Tukiyo tertegun. Masa orang bisa lupa
namanya?
“Aku … siapa ?” laki-laki itu
merintih sambil memegangi kepalanya.
“Ya sudah, bersabar dulu ya Nak,
nanti lama-lama juga sampeyan pasti bisa mengingat nama sampeyan. Tapi sampeyan
apa juga lupa, bagaimana bisa jatuh dari tebing itu?”
Laki-laki itu menatap bingung.
“Jatuh dari tebing? Aku jatuh?”
“Ini pak, daunnya sudah,” tiba-tiba
Sunthi muncul sambil membawa daun-daun itu.
“Tumbuk segenggam, dan bawa ke sini,”
perintah Tukiyo kepada anaknya.
Sunthi melangkah kebelakang, menahan
senyumnya melihat laki-laki itu sudah berpakaian milik bapaknya. Agak berdebar sih, ketika
menatap wajah laki-laki itu. Bersih dan tampan.
“Cepat, kok malah melihat kemari
terus sih?” hardik Tukiyo ketika melihat Sunthi berhenti melangkah dan menatap laki-laki
itu tak berkedip.
“Eh, iya … iya.”
“Cepat lakukan dan taruh di mangkuk.”
***
Mbok Tukiyo heran melihat ada laki-laki berbaring di
balai-balai, dan suaminya sibuk menempelkan tumbukan daun-daun obat ke
luka-luka di kepalanya.
“Siapa ini pak?”
“Belum tahu aku, dia belum bisa bicara.”
“Bapak ketemu di mana?”
“Di sungai.
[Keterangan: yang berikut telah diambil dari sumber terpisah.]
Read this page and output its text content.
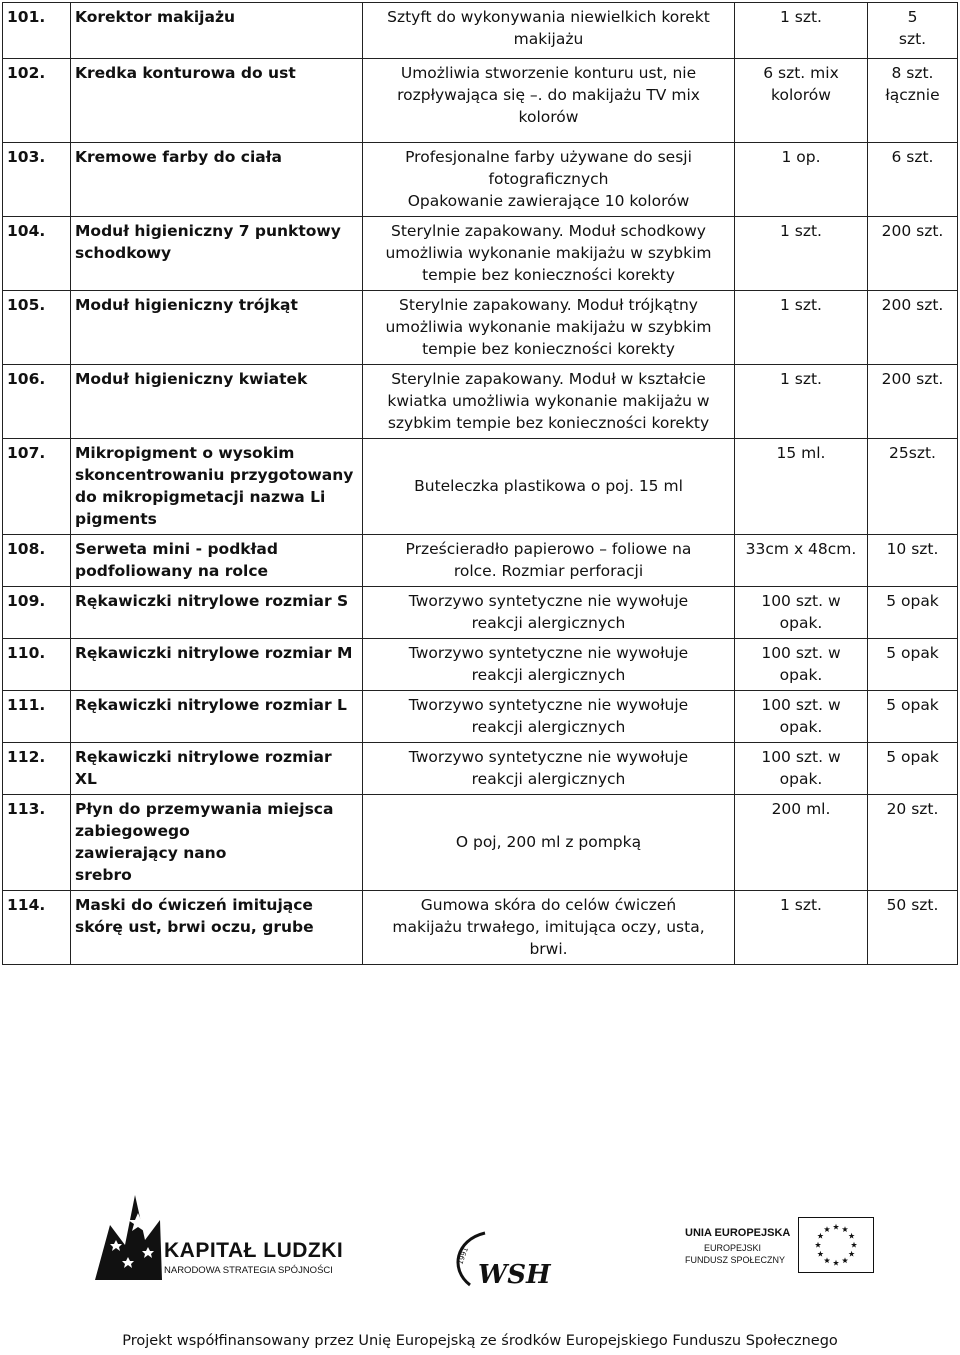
101.	Korektor makijażu	Sztyft do wykonywania niewielkich korekt
makijażu	1 szt.	5
szt.

102.	Kredka konturowa do ust	Umożliwia stworzenie konturu ust, nie
rozpływająca się –. do makijażu TV mix
kolorów	6 szt. mix
kolorów	8 szt.
łącznie

103.	Kremowe farby do ciała	Profesjonalne farby używane do sesji
fotograficznych
Opakowanie zawierające 10 kolorów	1 op.	6 szt.

104.	Moduł higieniczny 7 punktowy
schodkowy	Sterylnie zapakowany. Moduł schodkowy
umożliwia wykonanie makijażu w szybkim
tempie bez konieczności korekty	1 szt.	200 szt.

105.	Moduł higieniczny trójkąt	Sterylnie zapakowany. Moduł trójkątny
umożliwia wykonanie makijażu w szybkim
tempie bez konieczności korekty	1 szt.	200 szt.

106.	Moduł higieniczny kwiatek	Sterylnie zapakowany. Moduł w kształcie
kwiatka umożliwia wykonanie makijażu w
szybkim tempie bez konieczności korekty	1 szt.	200 szt.

107.	Mikropigment o wysokim
skoncentrowaniu przygotowany
do mikropigmetacji nazwa Li
pigments	Buteleczka plastikowa o poj. 15 ml	15 ml.	25szt.

108.	Serweta mini - podkład
podfoliowany na rolce	Prześcieradło papierowo – foliowe na
rolce. Rozmiar perforacji	33cm x 48cm.	10 szt.

109.	Rękawiczki nitrylowe rozmiar S	Tworzywo syntetyczne nie wywołuje
reakcji alergicznych	100 szt. w
opak.	5 opak

110.	Rękawiczki nitrylowe rozmiar M	Tworzywo syntetyczne nie wywołuje
reakcji alergicznych	100 szt. w
opak.	5 opak

111.	Rękawiczki nitrylowe rozmiar L	Tworzywo syntetyczne nie wywołuje
reakcji alergicznych	100 szt. w
opak.	5 opak

112.	Rękawiczki nitrylowe rozmiar XL	Tworzywo syntetyczne nie wywołuje
reakcji alergicznych	100 szt. w
opak.	5 opak

113.	Płyn do przemywania miejsca
zabiegowego
zawierający nano
srebro	O poj, 200 ml z pompką	200 ml.	20 szt.

114.	Maski do ćwiczeń imitujące
skórę ust, brwi oczu, grube	Gumowa skóra do celów ćwiczeń
makijażu trwałego, imitująca oczy, usta,
brwi.	1 szt.	50 szt.
KAPITAŁ LUDZKI
NARODOWA STRATEGIA SPÓJNOŚCI	WSH
1991
UNIA EUROPEJSKA
EUROPEJSKI
FUNDUSZ SPOŁECZNY
Projekt współfinansowany przez Unię Europejską ze środków Europejskiego Funduszu Społecznego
Nanti aku ceritakan, tolong Sunthi suruh membuatkan
bubur dan beri sayur seadanya.”
“Dapat ikan berapa? Sudah dibawa ke pasar?” tanya bu
Tukiyo sambil matanya mencari-cari, barangkali ada ikan yang sudah digoreng
oleh anaknya.
“Tidak dapat ikan. Ooh, ya ampuun, aku malah lupa
mengambil kailku.”
“Haaa? Tidak dapat ikan?”
“Mbokne, ini ada orang terluka, diurus dulu, nanti aku
ambil kailnya. Tadi tidak dapat ikan, gara-gara aku harus membawa orang ini ke
rumah.”
Mbok Tukiyo berhenti mengomel, lalu menatap laki-laki
yang tergolek sambil memejamkan matanya.
“Ya ampuun, siapa dia, tampan sekali, orang darimana
dia?” seru mbok Tukiyo.
“Aku sudah buat buburnya Pak, sama sayur bayam,” kata
Sunthi sambil membawa piring berisi bubur.
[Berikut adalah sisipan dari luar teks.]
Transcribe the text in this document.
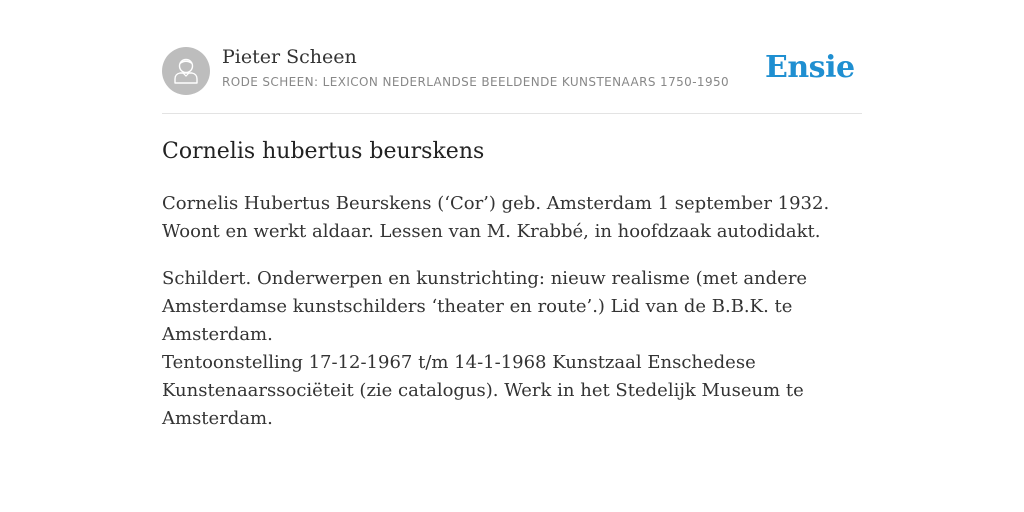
Pieter Scheen
RODE SCHEEN: LEXICON NEDERLANDSE BEELDENDE KUNSTENAARS 1750-1950 Ensie
Cornelis hubertus beurskens

Cornelis Hubertus Beurskens (‘Cor’) geb. Amsterdam 1 september 1932. Woont en werkt aldaar. Lessen van M. Krabbé, in hoofdzaak autodidakt.

Schildert. Onderwerpen en kunstrichting: nieuw realisme (met andere Amsterdamse kunstschilders ‘theater en route’.) Lid van de B.B.K. te Amsterdam.

Tentoonstelling 17-12-1967 t/m 14-1-1968 Kunstzaal Enschedese Kunstenaarssociëteit (zie catalogus). Werk in het Stedelijk Museum te Amsterdam.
“Anak pintar, ya sudah, suapkan dulu. Bapak mau
mengambil kail yang tertinggal.
Sunthi mendekat. Terkagum-kagum melihat wajah tampan
yang diam sambil memejamkan matanya.
“Masih pusing?” bisik Sunthi.
Laki-laki itu diam, tapi matanya tiba-tiba terbuka.
“Makan dulu ya Mas,” kata Sunthi sambil menyendokkan
buburnya.
Laki-laki itu diam.
“Harus makan, supaya segera kembali sehat. Ini bubur
gurih, pakai sayur bayam.”
Laki-laki itu menatap gadis di sampingnya. Seorang
gadis yang tidak begitu cantik, tapi tidak jelek juga, dan sekarang sedang
memaksanya makan. Ia masih merasa sangat pusing, dan perutnya sedikit mual.
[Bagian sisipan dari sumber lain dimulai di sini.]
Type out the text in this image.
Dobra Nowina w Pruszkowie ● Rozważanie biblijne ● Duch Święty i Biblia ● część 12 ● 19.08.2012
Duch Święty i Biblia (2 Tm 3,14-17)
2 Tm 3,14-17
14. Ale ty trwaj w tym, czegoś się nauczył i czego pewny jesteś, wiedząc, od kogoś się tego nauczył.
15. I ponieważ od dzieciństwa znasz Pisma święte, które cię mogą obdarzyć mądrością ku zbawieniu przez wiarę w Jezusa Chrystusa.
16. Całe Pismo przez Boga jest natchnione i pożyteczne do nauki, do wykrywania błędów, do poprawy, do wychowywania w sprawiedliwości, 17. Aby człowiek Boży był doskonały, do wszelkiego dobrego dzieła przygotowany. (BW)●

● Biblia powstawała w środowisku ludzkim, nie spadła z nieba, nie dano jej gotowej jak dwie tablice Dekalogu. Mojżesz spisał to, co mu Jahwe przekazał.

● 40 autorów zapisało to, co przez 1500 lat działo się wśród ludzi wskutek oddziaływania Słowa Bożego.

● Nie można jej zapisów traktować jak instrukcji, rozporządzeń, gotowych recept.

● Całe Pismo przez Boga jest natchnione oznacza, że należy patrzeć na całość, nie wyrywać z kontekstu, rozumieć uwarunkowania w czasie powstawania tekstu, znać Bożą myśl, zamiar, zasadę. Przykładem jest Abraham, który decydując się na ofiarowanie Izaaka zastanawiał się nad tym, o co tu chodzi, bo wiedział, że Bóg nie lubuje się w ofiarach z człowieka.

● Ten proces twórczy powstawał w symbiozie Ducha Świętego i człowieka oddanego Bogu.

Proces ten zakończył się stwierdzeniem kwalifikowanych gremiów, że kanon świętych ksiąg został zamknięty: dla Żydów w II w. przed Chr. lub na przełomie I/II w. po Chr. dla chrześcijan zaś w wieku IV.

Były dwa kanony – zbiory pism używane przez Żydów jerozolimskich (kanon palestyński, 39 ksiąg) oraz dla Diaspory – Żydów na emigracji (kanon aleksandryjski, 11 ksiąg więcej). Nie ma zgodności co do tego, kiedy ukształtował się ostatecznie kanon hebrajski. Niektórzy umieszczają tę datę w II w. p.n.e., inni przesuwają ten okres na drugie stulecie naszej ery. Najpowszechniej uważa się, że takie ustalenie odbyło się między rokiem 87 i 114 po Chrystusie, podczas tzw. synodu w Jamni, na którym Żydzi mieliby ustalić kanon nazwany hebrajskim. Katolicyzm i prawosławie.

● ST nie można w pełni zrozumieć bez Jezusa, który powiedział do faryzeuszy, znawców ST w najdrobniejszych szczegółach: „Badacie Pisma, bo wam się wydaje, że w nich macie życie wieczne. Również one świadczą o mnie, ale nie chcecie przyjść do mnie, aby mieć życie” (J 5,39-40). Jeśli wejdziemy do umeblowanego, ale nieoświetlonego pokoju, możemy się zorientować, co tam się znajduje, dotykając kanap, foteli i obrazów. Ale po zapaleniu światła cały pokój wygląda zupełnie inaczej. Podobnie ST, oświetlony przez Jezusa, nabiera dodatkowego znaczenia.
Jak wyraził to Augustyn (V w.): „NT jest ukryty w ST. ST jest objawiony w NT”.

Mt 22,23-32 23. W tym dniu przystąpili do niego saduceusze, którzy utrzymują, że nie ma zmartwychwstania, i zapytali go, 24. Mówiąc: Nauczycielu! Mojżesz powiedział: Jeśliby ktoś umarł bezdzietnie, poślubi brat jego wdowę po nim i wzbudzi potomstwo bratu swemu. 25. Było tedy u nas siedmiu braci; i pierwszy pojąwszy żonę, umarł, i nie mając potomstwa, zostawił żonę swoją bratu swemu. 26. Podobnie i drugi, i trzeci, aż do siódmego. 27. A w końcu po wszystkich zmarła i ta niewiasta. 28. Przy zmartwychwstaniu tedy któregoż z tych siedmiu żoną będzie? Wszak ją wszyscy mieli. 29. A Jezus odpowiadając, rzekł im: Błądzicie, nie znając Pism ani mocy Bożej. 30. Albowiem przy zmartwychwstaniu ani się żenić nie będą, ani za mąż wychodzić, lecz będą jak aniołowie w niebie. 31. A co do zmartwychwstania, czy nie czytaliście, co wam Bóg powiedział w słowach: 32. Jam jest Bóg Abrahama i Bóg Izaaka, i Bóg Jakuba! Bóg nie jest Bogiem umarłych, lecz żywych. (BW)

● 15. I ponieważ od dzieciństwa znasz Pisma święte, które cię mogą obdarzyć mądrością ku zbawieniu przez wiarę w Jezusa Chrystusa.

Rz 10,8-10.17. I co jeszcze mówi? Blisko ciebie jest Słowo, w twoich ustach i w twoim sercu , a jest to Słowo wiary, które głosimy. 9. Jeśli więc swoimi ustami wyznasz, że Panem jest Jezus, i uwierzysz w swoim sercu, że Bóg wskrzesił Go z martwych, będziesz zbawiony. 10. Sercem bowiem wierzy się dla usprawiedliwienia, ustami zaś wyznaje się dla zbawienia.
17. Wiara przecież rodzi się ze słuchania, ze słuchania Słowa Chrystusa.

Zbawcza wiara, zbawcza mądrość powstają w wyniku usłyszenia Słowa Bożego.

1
“Barangkali perutnya masih mual nduk, coba gosok
perutnya dengan minyak itu,” kata mbok Tukiyo sambil menunjuk ke arah meja, di
mana tadi Tukiyo meletakkannya, setelah menggosok tubuhnya.
“Aku? Menggosok perutnya?” tanya Sunthi ragu-ragu. Ia
merasa sungkan harus menyingkapkan baju laki-laki asing itu, bahkan kemudian
menggosoknya dengan minyak?
Mbok Tukiyo mendekat, kemudian mengambil minyak gosok
itu, menyingkapkan baju laki-laki itu dan menggosoknya di sekitar ulu hatinya.
Sunthi menoleh ke samping, menghindari pemandangan yang membuatnya berdebar.
Bapak dan mboknya sungguh keterlaluan. Tadi disuruh menggantikan seluruh
bajunya, dan sekarang disuruh menggosok-gosok perutnya.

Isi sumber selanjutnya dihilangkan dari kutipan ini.